Hoje, com um misto de tristeza profunda e alegria sem par, vejo naquele homem que em 44 anos de vida, jamais fizera por merecer o título de pai, transformado pelo remorso e pela culpa, em um ser ainda sem rumo, porém, com um digno propósito: o de recuperar o tempo perdido entre a luxúria e o egoísmo.

Hoje, poderei, finalmente, com o coração aberto, chamá-lo de Pai, ainda que tarde.

Hoje, lembrando-me das duras palavras que lhe dirigira naquela mesa, choro.  Dissera-lhe que morreria sozinho, sem ter alguém que lhe doasse o carinho e amor que por tantos anos nos negara.  Vira lágrimas escorrendo em seu rosto rude pela primeira vez em meus 44 anos de vida.

Tudo muda. "Tudo passa".

Ele - meu Pai - provara que não há tempo para mudar. Não importa o tamanho da mudança.
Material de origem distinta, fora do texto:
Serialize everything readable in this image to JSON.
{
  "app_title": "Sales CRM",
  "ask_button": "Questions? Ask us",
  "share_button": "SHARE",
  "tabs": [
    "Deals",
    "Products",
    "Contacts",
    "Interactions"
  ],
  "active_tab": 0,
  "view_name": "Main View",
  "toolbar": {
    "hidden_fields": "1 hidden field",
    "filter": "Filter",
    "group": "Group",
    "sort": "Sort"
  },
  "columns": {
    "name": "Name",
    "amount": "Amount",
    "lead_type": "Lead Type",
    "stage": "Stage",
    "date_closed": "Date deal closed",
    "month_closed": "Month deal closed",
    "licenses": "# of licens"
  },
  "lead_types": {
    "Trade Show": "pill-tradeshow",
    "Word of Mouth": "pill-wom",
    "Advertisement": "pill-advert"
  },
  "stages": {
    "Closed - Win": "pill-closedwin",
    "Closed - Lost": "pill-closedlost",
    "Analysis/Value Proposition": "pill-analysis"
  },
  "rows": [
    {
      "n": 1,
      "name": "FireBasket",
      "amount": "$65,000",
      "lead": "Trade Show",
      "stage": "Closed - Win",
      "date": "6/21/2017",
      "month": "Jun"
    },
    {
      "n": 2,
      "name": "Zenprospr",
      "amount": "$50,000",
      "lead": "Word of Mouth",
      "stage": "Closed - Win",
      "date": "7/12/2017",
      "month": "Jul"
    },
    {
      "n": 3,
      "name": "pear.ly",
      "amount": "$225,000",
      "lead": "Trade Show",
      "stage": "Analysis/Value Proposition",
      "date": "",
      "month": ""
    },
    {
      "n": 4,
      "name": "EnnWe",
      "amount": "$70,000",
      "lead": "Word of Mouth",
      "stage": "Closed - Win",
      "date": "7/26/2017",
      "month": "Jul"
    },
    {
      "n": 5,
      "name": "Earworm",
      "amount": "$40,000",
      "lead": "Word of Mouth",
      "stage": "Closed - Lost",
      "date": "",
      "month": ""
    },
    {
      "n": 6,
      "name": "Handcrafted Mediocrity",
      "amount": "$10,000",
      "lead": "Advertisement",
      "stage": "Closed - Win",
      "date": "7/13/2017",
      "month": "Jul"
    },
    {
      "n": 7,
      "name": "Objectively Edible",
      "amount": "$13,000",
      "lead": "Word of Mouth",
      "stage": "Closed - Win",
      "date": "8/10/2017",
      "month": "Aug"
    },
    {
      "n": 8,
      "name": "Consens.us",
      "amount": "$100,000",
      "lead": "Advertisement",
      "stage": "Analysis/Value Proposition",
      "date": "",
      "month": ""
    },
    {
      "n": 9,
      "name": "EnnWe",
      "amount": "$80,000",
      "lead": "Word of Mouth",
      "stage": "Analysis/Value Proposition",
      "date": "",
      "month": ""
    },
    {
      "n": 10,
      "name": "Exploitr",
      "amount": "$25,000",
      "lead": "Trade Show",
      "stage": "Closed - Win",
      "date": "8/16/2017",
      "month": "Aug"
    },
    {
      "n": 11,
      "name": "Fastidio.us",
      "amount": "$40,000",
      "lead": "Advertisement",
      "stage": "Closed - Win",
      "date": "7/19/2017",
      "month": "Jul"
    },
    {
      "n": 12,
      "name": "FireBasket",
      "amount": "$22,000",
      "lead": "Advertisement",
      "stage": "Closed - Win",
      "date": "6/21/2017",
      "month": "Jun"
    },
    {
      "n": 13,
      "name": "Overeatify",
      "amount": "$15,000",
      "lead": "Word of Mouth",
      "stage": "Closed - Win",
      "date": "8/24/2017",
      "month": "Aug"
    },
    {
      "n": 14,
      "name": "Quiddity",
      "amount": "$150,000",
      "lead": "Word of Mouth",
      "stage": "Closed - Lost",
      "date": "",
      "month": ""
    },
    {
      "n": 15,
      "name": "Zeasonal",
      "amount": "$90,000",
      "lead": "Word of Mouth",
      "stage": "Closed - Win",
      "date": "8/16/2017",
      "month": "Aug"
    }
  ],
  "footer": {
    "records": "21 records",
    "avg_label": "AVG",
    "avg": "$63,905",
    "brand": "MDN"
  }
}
Quando o vejo a socorrer aquela a quem tanto magoara, passando-lhe as mãos em seus cabelos brancos e já em desalinho, percebo que a Vida é uma grande escola que não permite reprovações.  Oferece-nos, dia após dia; ano após ano; vidas após vidas o direito à Aprovação.

Hoje, poderei abraçar o meu Pai e sentir o seu embaraço - e emoção - diante de nosso reconhecimento por seu esforço em mudar...

Na hora do banho:

Após um leve deslize, a antiga "Senhora de Engenho" tomara conta daquele corpo franzino. Praguejara por ter voltado ao hospital diante da insanidade que a todos preocupava. 

Ouvira - já em seu lar - com uma pontinha de soberba que lhe fora dada uma nova chance. Mais uma chance para que nada mais restasse daquela mulher severa que outrora habitara um corpo perfeito, belo e com um coração faminto por vingança.

Hoje, antes do tão temido banho, ao perceber que a paciência de todos os que com ela convivem já estaria chegando ao fim, deixando-a triste, encontrara-a encolhidinha em sua cama a fitar o teto. Dera-lhe um demorado abraço e sussurrara-lhe em seus ouvidos: "Mãe, eu sei o que se passa em sua mente. Quer um conselho? Tente não pedir muito. Chame-os somente quando for extremamente necessário. A senhora me entende?"

Com os olhinhos miúdos, cheios de lágrimas, respondera que sim. Pedira-me perdão pelo que dissera no hospital.  

"Não há o que perdoar, mãe. A senhora sabe que eu te amo?"
"Sei. Eu também."

Não há palavras que reproduzam o que sinto ao ver aqueles que me puseram neste mundo. Não. Não há.

Somente as lágrimas que cismam em deslizar pelo meu rosto podem contar o que sinto.